Division of Healthcare Quality Promotion, Centers for Disease Control and Prevention, Atlanta, Georgia, USA.
Department of Internal Medicine, Division of Infectious Diseases, University of Michigan, Ann Arbor, Michigan, USA.
mSphere. 2024 Aug 28;9(8):e0041724. doi: 10.1128/msphere.00417-24. Epub 2024 Aug 2.
Although antibiotics remain a cornerstone of modern medicine, the issues of widespread antibiotic resistance and collateral damage to the microbiome from antibiotic use are driving a need for drug developers to consider more tailored, patient-directed products to avoid antibiotic-induced perturbations of the structure and function of the indigenous microbiota. This perspective summarizes a cascade of microbiome health effects that is initiated by antibiotic-mediated microbiome disruption at an individual level and ultimately leads to infection and transmission of multidrug-resistant pathogens across patient populations. The scientific evidence behind each of the key steps of this cascade is presented. The interruption of this cascade through the use of highly targeted, microbiome-sparing antibiotics aiming to improve health outcomes is discussed. Further, this perspective reflects on some key clinical trial design and reimbursement considerations to be addressed as part of the drug development path.
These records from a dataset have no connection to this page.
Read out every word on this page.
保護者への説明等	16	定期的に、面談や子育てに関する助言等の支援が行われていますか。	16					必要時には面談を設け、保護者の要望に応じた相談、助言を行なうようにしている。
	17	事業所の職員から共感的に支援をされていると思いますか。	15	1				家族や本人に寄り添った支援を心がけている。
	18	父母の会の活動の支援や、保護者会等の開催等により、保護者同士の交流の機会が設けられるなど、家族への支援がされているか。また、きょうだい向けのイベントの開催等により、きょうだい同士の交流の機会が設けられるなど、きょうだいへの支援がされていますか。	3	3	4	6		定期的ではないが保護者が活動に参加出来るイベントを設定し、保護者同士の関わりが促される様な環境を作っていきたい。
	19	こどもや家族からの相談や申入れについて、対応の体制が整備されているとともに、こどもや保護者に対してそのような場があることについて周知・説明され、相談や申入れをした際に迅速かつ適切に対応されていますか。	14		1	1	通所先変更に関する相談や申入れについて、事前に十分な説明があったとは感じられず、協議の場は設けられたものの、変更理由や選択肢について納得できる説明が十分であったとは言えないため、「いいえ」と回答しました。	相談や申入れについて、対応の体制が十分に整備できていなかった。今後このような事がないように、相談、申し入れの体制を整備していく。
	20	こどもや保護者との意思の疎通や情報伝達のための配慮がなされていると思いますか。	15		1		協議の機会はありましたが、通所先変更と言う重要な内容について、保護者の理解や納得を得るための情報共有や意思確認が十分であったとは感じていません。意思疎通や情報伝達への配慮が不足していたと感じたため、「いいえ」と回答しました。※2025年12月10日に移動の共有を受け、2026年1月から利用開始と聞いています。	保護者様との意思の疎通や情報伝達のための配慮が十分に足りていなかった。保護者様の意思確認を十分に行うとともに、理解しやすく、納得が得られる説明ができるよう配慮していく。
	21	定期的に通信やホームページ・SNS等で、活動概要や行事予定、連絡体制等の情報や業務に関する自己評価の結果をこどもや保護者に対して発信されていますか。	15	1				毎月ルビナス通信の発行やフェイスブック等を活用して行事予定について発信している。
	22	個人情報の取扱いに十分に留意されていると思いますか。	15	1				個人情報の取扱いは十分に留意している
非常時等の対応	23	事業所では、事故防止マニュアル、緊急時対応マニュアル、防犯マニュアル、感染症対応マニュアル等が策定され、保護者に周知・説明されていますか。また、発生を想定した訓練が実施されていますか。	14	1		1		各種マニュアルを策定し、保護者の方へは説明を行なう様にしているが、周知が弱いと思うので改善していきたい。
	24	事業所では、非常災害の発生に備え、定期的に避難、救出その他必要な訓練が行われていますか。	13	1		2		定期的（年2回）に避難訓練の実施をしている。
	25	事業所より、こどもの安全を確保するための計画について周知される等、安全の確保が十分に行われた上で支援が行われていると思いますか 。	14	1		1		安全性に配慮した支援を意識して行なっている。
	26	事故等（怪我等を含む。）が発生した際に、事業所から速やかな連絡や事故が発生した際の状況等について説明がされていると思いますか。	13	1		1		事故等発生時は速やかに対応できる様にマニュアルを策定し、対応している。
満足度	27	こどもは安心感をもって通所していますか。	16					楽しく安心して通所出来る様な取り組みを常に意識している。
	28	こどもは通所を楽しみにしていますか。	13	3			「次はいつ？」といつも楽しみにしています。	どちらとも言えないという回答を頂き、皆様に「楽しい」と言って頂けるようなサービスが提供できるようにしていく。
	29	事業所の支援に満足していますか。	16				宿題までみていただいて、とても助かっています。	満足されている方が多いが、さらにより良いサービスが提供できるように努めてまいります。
虽然抗生素仍然是现代医学的基石,但抗生素的广泛耐药性问题以及抗生素使用对微生物组的附带损害,促使药物开发者考虑更具针对性、面向患者的产品,以避免抗生素引起的内源性微生物组结构和功能的紊乱。本观点总结了一个由抗生素介导的微生物组破坏在个体层面引发的一系列微生物组健康效应,最终导致多药耐药病原体在患者群体中的感染和传播。本文介绍了这一连锁反应中每一个关键步骤的科学依据。通过使用高度靶向、保护微生物组的抗生素来打断这一连锁反应,从而改善健康结果,这一策略也在文中进行了讨论。此外,本观点还反映了一些关键的临床试验设计和报销考虑因素,这些都是药物开发过程中需要解决的问题。